There are really lot of problems on AM-GM inequality because of its elementary nature and powerful applications.
What I want is a collection of questions/problems which look very complex but get solved swiftly and powerfully through use of AM-GM Inequality.
Edit:I see that 'interesting' is subjective hence to make this question more specific please provide examples which seem interesting or remarkable to you and don't think about what's interesting to me.
One cute application is to the well-known lemma:
Lemma: Let $\{x_n\}$ be a sequence of positive real numbers. Then $$\prod_{n=1}^{\infty} (1+x_n)$$ converges if and only if $$\sum_{n=1}^{\infty} x_n$$ converges.

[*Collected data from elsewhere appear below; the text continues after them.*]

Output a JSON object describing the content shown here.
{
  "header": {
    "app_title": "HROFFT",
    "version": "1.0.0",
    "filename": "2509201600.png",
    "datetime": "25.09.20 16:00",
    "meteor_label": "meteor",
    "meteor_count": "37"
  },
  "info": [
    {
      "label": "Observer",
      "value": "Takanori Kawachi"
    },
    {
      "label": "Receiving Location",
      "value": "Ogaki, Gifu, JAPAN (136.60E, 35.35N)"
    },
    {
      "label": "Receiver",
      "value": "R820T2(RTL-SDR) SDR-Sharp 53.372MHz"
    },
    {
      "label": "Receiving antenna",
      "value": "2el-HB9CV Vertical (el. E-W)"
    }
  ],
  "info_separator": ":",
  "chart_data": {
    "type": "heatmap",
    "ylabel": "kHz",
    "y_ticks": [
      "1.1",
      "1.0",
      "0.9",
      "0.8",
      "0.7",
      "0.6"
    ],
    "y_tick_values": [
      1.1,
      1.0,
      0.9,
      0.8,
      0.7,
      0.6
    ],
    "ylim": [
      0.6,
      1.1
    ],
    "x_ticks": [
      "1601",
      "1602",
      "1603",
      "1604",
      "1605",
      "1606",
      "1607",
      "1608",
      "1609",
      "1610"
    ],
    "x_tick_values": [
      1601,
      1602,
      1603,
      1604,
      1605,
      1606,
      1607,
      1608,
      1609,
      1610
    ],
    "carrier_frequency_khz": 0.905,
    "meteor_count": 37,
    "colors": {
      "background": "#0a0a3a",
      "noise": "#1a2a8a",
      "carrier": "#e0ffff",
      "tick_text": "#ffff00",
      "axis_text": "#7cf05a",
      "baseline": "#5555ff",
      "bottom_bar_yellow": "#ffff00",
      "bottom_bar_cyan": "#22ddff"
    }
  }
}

Proof: One direction is clear, as $\prod_{n=1}^{N} (1+x_n) > \sum_{n=1}^{N} x_n$. For the other direction, use the AM-GM inequality. $$\sqrt[N]{\prod_{n=1}^{N} (1+x_n)}\le \frac{\sum_{n=1}^{N} (1+x_n)}{N} \implies \prod_{n=1}^{N} (1+x_n) \le \left(1 + \frac{x_1 + \cdots + x_N}{N} \right)^N$$ where the right hand side converges to $\exp{\sum_{n=1}^{\infty} x_n}$.
The usual way of proving this lemma is using $1+x\le e^x$ to get that upper bound. For some reason, I find it easy to forget this inequality, so AM-GM is a good fallback.